McNeil announced a $50-million transition fund to support displaced workers across the province, small contractors and all those whose livelihoods will be affected. The transition fund will be used for retraining and education, and for emergency funding to help those in immediate need.

"We will also be working with the federal government to support the workers affected," he said. "I know this is hard on a lot of people...but I also want you to know you are not alone."

Premier McNeil said his government will work to help the forestry industry transition to a new future.

"And it's my hope that those who are still in the sector today will work with us to look to diversify markets so that we can have, quite frankly, an industry that is not solely reliant on one customer for the chips and sawmills across this province, that we have an actually competitive environment when it comes to that product."
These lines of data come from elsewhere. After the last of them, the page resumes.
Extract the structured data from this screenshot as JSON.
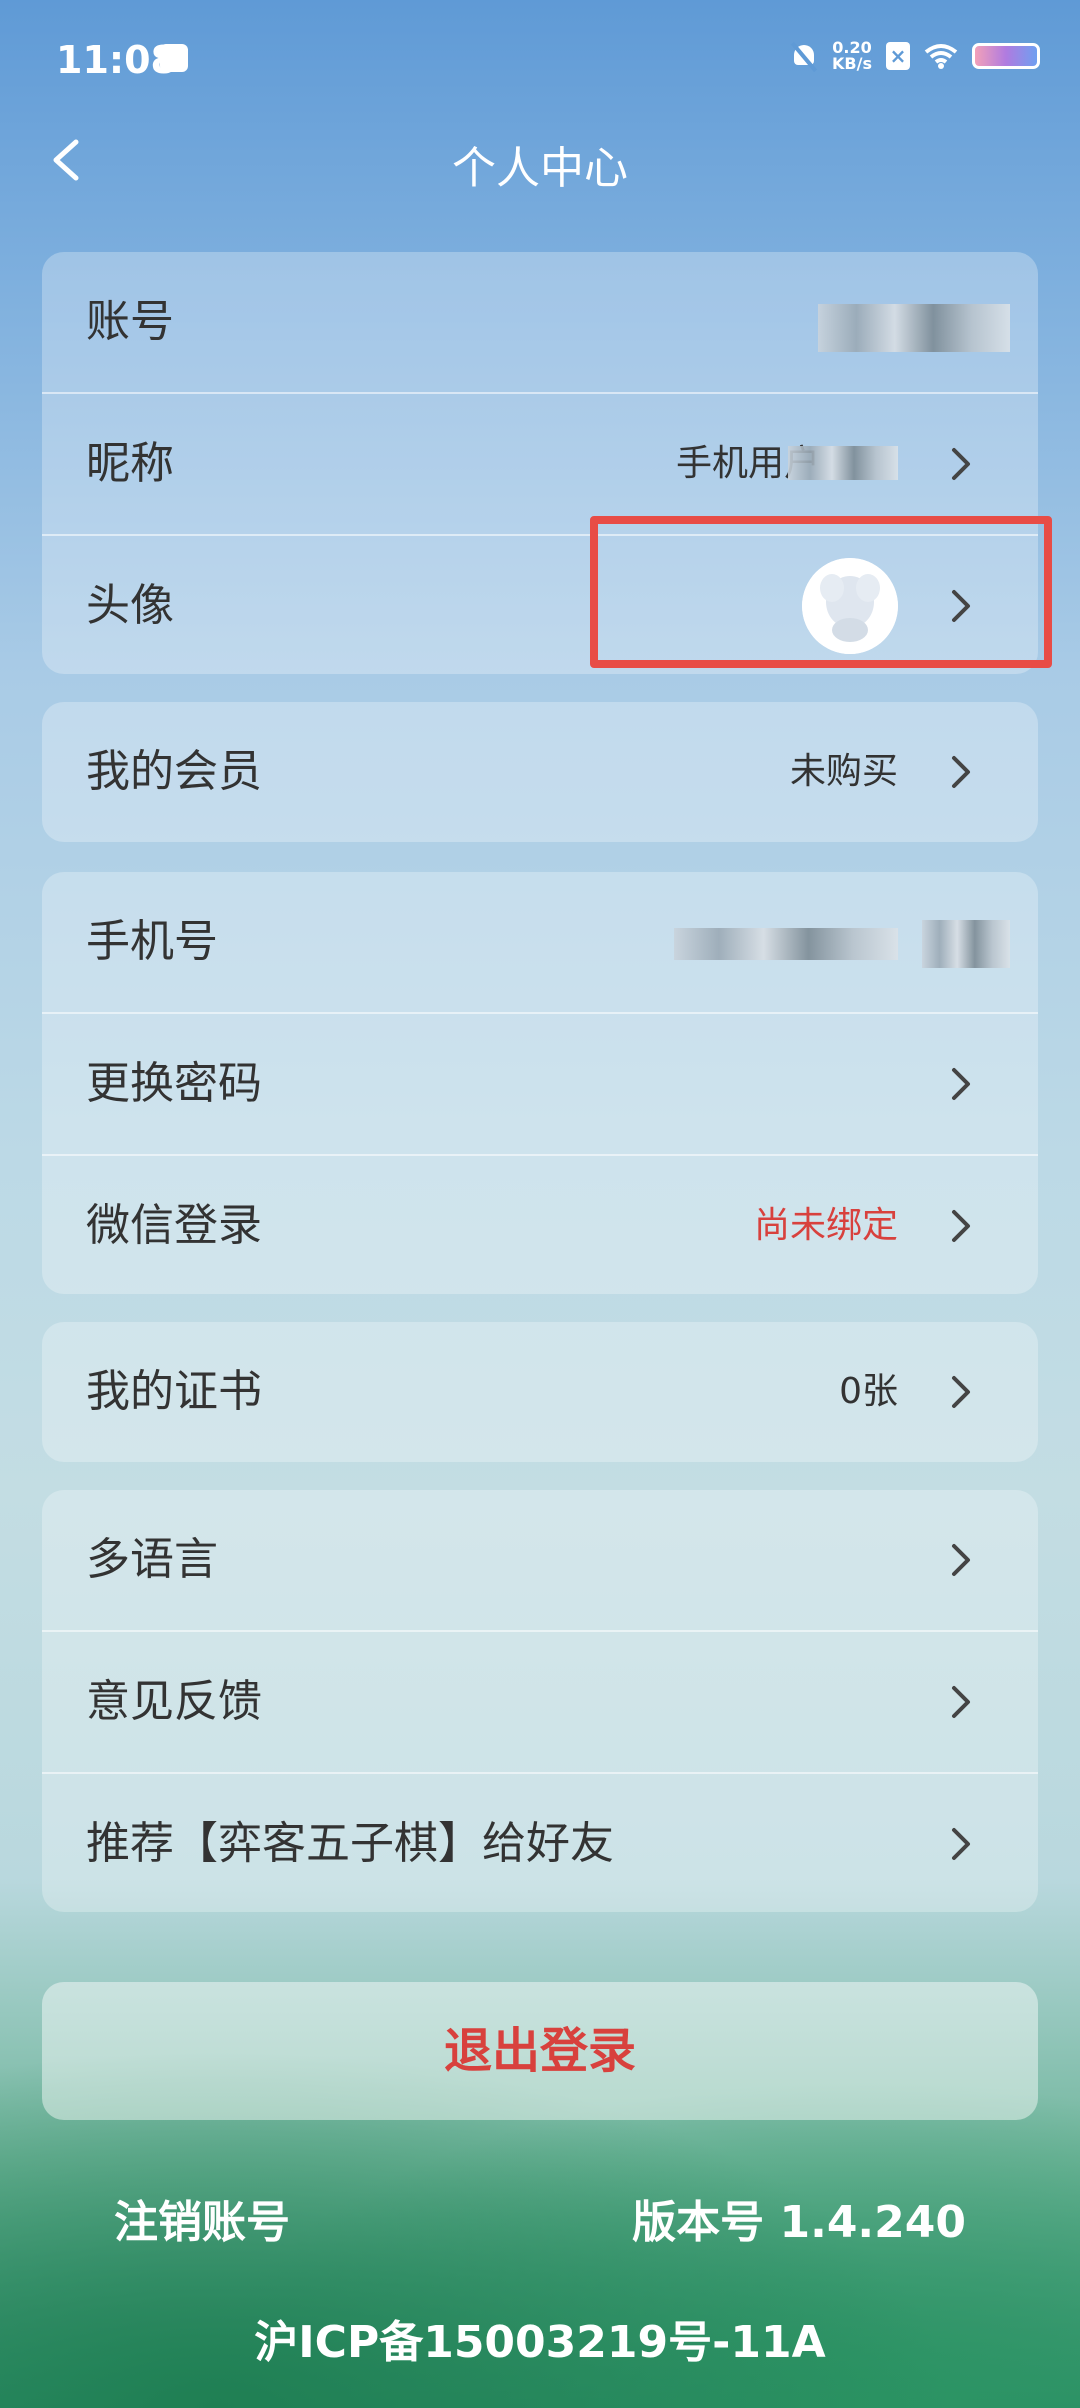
{
  "status_bar": {
    "time": "11:08",
    "net_speed_value": "0.20",
    "net_speed_unit": "KB/s"
  },
  "header": {
    "title": "个人中心"
  },
  "groups": {
    "account": {
      "account_label": "账号",
      "nickname_label": "昵称",
      "nickname_value": "手机用户",
      "avatar_label": "头像"
    },
    "membership": {
      "label": "我的会员",
      "value": "未购买"
    },
    "security": {
      "phone_label": "手机号",
      "password_label": "更换密码",
      "wechat_label": "微信登录",
      "wechat_value": "尚未绑定"
    },
    "certificate": {
      "label": "我的证书",
      "value": "0张"
    },
    "misc": {
      "language_label": "多语言",
      "feedback_label": "意见反馈",
      "recommend_label": "推荐【弈客五子棋】给好友"
    }
  },
  "logout_label": "退出登录",
  "footer": {
    "cancel_account": "注销账号",
    "version": "版本号 1.4.240",
    "icp": "沪ICP备15003219号-11A"
  },
  "colors": {
    "accent_red": "#d8413d",
    "highlight_border": "#e84c46"
  }
}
Northern Pulp is not forced to pull up stakes and leave the province, McNeil argued. "There is plenty of opportunity for the company to build a new modern treatment facility which quite frankly functions in lots of mills across this country and globally but we are no closer to that to that reality than we were in 2015. And I would encourage the company to continue on the path to working with the regulator to be able to do that and hopefully they will see a future for themselves in Nova Scotia as part of the forestry sector."

McNeil said the standards for how N.S. does business have changed over the decades, citing some historical wrong-doings.

"In the 60s it was acceptable to put our dumps next to African Nova Scotia communities," he said. "Somehow our ancestors thought that was okay. It's not today. Nor is it okay to allow Boat Harbour (dumping) to continue and I believe it was put there because it is next to the Aboriginal community."

The premier has put together a transition team to be led by Kelliann Dean, deputy minister of Intergovernmental Affairs and Trade. She will be supported internally by the departments of Finance and Treasury Board, Lands and Forestry and Labour and Advanced Education, as well as a team from outside government including the president of Nova Scotia Community College, Don Bureaux, and representatives from each sector of the industry.

Progressive Conservative leader Tim Houston called Friday a "devastating day for thousands of Nova Scotian families" in a statement Friday. "I am totally gutted for them and our community. No one wants to see their friends, neighbours, and fellow Nova Scotians lose their jobs."

"I don’t have answers right now, but as I have more information, I will communicate it," Houston said. "There is a future for forestry here. I will do whatever I can to make sure of it.”

Northern Pulp registered its effluent treatment plant project for environmental assessment on Feb. 7, 2019 and submitted a focus report on Oct. 2. On Dec. 17, the minister of environment announced there was not enough information to approve or reject the project.

The Boat Harbour Act passed in the House of Assembly with the support of all parties and it received Royal Assent on May 11, 2015.